Greater Anglia (GA) will be taken over by the Department for Transport Operations Ltd (DFTO) on October 12.
Greater Anglia (GA) will be taken over by the Department for Transport Operations Ltd (DFTO) on October 12.
The government announced late last year that GA would be the third train operator to be nationalised, after South Western Railway on May 25 and c2c on July 20, but had only given a date of autumn 2025.
GA has been run by Transport UK since it completed a management buyout of Abellio (which had operated the franchise and later National Rail Contract since 2012) in 2023.
Managing Director, Martin Beable, said: “I am very proud of what we have achieved here in East Anglia over the past thirteen years, significantly improving standards, investing in a complete fleet of new trains, and working closely with the local community.
"As we transition to a publicly owned railway, we remain focussed on delivering outstanding levels of service for our passengers.”
GA has said train services, timetables and station facilities are unaffected by the transition. The same applies to employees’ roles.
Speaking to RAIL earlier this year, Beable said he was hoping for “earned autonomy” once GA joined DFTO.
“I think direction of travel is likely to be ‘earned autonomy gives better results’, therefore giving TOCs that are performing well and delivering on their budget and performance commitments and revenue commitments, giving them autonomy to go about doing an increasingly better job. I hope that’s the way things are going,” he told RAIL.
Transport UK expressed its disappointment that it would be losing the GA operation in five months’ time.
A spokesperson said the government had “valid options for which operator to nationalise next”, adding: “We are also concerned that this decision creates unnecessary risk, such as slowing the pace of service improvements and jeopardising taxpayer revenue, given that Great British Railways has yet to be established, and its functions currently fall to the temporary DfT Operator.”
However, it committed to a smooth transition.
GA, the winner of the National Rail Awards’ prestigious Passenger Operator of the Year category in 2022 and 2024, recently completed two years as the UK’s best performing train operator.
Annual performance in the 12 months to March 31 recorded a punctuality figure of 94.1%, with seven routes topping 95%.

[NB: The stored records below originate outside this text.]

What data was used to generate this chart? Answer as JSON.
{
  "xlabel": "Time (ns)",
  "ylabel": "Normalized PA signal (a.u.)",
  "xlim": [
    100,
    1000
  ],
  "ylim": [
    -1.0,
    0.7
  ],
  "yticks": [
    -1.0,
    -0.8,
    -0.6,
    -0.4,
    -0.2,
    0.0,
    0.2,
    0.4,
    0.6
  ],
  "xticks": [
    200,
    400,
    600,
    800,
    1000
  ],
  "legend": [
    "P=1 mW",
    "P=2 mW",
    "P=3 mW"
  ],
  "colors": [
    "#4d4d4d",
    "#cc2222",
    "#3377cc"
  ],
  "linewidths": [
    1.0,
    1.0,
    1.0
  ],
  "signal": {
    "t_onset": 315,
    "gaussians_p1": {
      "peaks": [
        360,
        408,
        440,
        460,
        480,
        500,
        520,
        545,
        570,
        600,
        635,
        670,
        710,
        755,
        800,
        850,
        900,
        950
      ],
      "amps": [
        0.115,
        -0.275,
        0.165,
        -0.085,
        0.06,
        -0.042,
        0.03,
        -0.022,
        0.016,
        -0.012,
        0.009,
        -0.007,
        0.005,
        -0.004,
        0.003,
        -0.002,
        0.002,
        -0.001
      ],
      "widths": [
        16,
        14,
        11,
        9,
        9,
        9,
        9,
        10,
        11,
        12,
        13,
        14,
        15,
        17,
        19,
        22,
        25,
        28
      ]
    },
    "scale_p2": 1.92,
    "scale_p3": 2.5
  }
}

No announcement has been made as to which of the remaining seven privately run train operating companies will be nationalised next.
In December, Transport Secretary Heidi Alexander told Parliament in a written statement: “Following Greater Anglia, the programme will continue with the transfer of one operator’s services roughly every three months.
“We expect these to follow the order in which operators’ current contractual minimum terms expire unless a TOC defaults on its contract to the extent that there is a contractual right to terminate (in which case it will transfer as soon as reasonably practicable) or other extenuating circumstances arise.”
West Midlands Trains’ core term ended in September 2024, though the full term runs until September 2026.
Operators with core terms ending in 2025 include Chiltern (April 1), Govia Thameslink Railway (April 1) and Great Western Railway (June 22), with full-term deals running until December 12 2027, April 1 2028 and June 25 2028 respectively.
East Midlands Railway’s core term ends on October 18 2026, with a full-term end date of October 18 2030, with Avanti West Coast’s core and full-term dates ending in October 18 2026 and October 17 2032 respectively. CrossCountry has the last core-term end date of October 17 2027 and a full-term end date of October 12 2031.